Nature Astronomy dergisinde yayınlanan yeni bir çalışma, Merkür'ün devasa metal çekirdeğinin nedeninin büyük bir çarpışma değil, benzer kütledeki iki gök cisminin "sıyrık" bir çarpışması olduğunu simülasyonlarla ortaya koydu.

Merkür nasıl oluştu: Artık bilim insanlarının bir fikri var
  • Nature Astronomy'de yayımlanan çalışma, Merkür'ün büyük metal çekirdeğinin dev bir çarpışma yerine benzer kütleli iki gök cisminin "sıyrık" çarpışması sonucu oluştuğunu öne sürüyor.
  • Araştırmacılar bu teoriyi simülasyonlarla destekleyerek Merkür'ün metal-kaya oranını yüzde 5'ten az hata ile yeniden üretmeyi başardı.
  • Bu model, Merkür'ün orijinal mantosunun yüzde 60'ını nasıl kaybettiğini ve düşük kütlesini açıklıyor.

Güneş sisteminin en iç gezegeni olan Merkür'ün, kütlesinin yaklaşık yüzde 70'ini oluşturan orantısız derecede büyük metal çekirdeğinin kökeni uzun zamandır bir gizemdi.

Nature Astronomy dergisinde yayınlanan yeni bir çalışma, bu gizemi açıklayabilecek alternatif bir teori sunuyor.

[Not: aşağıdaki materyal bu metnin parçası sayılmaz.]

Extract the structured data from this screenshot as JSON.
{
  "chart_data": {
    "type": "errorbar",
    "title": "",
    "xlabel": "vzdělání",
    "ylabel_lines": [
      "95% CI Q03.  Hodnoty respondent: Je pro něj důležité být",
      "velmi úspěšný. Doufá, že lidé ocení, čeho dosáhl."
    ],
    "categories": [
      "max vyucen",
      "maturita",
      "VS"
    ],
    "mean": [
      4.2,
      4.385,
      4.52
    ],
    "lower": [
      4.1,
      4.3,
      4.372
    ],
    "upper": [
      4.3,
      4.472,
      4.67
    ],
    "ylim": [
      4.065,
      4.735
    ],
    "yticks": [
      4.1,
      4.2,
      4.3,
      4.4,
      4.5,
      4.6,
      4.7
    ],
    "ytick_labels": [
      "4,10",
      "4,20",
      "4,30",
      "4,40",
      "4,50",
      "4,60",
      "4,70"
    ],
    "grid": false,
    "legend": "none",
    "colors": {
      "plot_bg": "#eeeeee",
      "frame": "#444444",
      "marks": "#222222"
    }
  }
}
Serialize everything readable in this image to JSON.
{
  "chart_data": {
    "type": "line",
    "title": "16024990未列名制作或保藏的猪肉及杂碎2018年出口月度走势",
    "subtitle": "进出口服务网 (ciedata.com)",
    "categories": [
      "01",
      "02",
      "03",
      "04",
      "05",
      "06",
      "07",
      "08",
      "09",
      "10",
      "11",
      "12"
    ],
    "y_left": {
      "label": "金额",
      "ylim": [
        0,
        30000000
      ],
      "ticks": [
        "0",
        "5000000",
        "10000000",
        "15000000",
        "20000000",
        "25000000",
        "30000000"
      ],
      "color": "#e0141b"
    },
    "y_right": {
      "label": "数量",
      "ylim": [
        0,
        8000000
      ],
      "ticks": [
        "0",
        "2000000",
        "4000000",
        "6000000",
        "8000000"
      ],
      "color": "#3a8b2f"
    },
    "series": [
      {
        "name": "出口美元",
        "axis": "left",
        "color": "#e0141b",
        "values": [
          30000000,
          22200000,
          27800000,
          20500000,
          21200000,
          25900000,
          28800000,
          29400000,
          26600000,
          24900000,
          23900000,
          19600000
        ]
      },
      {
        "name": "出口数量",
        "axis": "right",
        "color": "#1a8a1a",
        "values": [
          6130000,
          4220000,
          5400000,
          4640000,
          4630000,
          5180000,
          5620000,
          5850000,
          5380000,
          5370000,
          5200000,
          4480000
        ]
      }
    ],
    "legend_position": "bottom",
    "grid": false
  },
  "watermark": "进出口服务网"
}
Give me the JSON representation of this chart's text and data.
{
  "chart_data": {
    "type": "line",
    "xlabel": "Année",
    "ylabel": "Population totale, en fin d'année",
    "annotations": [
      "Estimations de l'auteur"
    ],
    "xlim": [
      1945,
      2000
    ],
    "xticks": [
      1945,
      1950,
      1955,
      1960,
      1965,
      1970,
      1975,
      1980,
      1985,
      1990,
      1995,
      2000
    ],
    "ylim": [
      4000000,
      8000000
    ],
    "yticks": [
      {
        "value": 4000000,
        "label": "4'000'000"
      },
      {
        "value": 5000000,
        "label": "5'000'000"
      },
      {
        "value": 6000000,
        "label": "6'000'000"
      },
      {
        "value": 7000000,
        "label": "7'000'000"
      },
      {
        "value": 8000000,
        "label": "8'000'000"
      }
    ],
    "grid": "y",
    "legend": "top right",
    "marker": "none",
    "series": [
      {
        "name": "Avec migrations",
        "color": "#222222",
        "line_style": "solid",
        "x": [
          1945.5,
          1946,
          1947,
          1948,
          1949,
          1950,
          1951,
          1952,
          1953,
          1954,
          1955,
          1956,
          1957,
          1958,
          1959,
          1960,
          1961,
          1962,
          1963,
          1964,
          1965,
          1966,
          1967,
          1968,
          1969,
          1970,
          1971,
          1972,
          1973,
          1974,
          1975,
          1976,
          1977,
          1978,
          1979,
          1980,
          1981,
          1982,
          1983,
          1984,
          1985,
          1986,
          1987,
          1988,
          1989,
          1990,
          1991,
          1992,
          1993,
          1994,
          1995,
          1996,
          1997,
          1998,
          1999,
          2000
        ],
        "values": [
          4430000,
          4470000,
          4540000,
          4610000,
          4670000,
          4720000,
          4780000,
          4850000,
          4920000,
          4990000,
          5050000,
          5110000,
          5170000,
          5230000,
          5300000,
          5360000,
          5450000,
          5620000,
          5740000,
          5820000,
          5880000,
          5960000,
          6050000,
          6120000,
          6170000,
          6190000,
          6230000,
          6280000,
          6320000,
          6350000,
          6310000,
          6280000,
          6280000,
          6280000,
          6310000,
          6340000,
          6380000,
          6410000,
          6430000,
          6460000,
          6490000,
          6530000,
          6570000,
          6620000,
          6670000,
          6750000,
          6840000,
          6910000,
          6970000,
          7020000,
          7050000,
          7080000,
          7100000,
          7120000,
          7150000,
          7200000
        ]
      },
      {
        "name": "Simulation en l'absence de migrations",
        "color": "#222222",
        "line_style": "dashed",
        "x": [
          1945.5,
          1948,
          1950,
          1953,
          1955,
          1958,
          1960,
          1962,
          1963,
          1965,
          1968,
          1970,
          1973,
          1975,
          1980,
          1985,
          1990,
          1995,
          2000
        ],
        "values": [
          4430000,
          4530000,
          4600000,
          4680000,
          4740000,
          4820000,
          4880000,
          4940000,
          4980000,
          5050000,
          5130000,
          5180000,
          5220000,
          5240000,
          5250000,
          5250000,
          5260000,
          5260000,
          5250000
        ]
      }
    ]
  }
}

BÜYÜK ÇARPMA DEĞİL, "SIYIRMA" TEORİSİ

Bugüne kadarki en yaygın teori, büyük bir gök cisminin Merkür'e çarparak kabuğunun çoğunu kopardığı yönündeydi.

Ancak yeni araştırma, gezegenin oluşumunun büyük bir çarpışma yerine, benzer kütlelere sahip iki gök cisminin birbirini "sıyırarak" geçtiği bir çarpışmayla gerçekleştiğini öne sürüyor.

Bu senaryonun, kayalık cisimlerin Güneş'e yakın yörüngeler için rekabet ettiği erken Güneş Sistemi'nde daha yaygın olduğu belirtiliyor.

SİMÜLASYONLAR YENİ TEORİYİ DOĞRULUYOR

Araştırmacılar, bu varsayımsal senaryoyu "düzleştirilmiş parçacık hidrodinamiği" (SPH) adı verilen bir hesaplama yöntemiyle simüle etti.

Simülasyonlar, Merkür'ün hem toplam kütlesini hem de alışılmadık metal-kaya oranını yüzde 5'ten az bir hata payıyla yeniden üretmeyi başardı.

Bu yeni model, Merkür'ün orijinal mantosunun yüzde 60'ına kadarını nasıl kaybettiğini ve neden bu kadar düşük bir toplam kütleye sahip olduğunu da açıklıyor.

Araştırmanın sonraki adımları, teoriyi BepiColombo gibi uzay görevlerinden alınacak verilerle karşılaştırmayı içerecek.